62. That’s the number of fables I’ve written so far this year. If you had asked me a year ago what I would be writing in 2018, I never would have guessed it would be this. Yet, I’ve really enjoyed the experience and its getting results. I’m a teacher. I love helping people learn. When I started to read some of these fables to my kids and they were actually able to explain the moral of the story in concrete terms, I was amazed. I knew the power of story was significant, but imagine your kid being able to explain the meaning of the Beatitudes or Ten Commandments in ways you could barely teach directly yourself. I’ve been reading the fables to my kids and getting amazing feedback. At first, they didn’t want to make me feel bad. They were trying to be nice. Now they have amazing suggestions and recommendations. Even their reactions of “I don’t get it” are clear guidance for what to change. I’m looking forward to sharing these stories with more parents, teachers, and kids soon. 🙂 #fables #fabulist #kidstories #amwriting #writersofinstagram #authorsofinstagram
I started writing fables this year as a first attempt at fiction. Fables are short stories that teach a moral lesson. Most of the fables I’ve written teach one of the Beatitudes or Ten Commandments. I’ve been reading some of the fables to my kids at night before bed looking for feedback and studying their reactions.
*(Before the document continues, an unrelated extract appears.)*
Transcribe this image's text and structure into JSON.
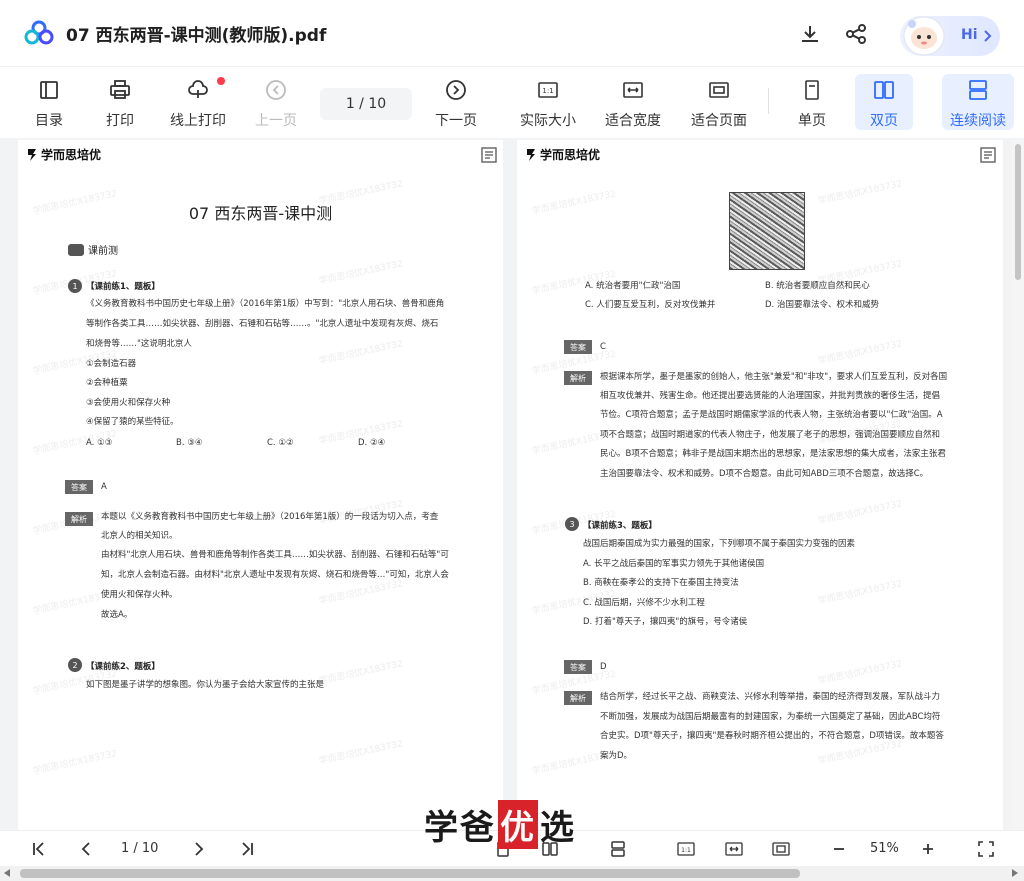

Here are some writing lessons I’ve learned from them so far:
- Use age-appropriate vocabulary. Make sure your audience knows the vocabulary you are using. My five year old, for example, wasn’t completely sure what a janitor is. The fable I wrote about a janitor didn’t make sense to her at first. You also have to be careful about the words you use in your first draft. Don’t dumb down the language, but make sure the words have context that will help them understand the meaning of the words you use.
- “I don’t get it” as feedback is just as valuable if not more useful than “You should do this.” I am so glad when I get confusion as a response. It helps me know I need to go back into the story and fix something.
- Characters need desires! Characters must want something. The fables they like the most had characters with clear desires and high stakes for getting what they wanted.
- Differentiate characters. You don’t have to give your characters names in a fable, but you do need to differentiate between characters that are similar (brothers, travelers, flowers, animals, etc.). Your reader shouldn’t have to work hard to think about who does what in the story otherwise they will miss the moral.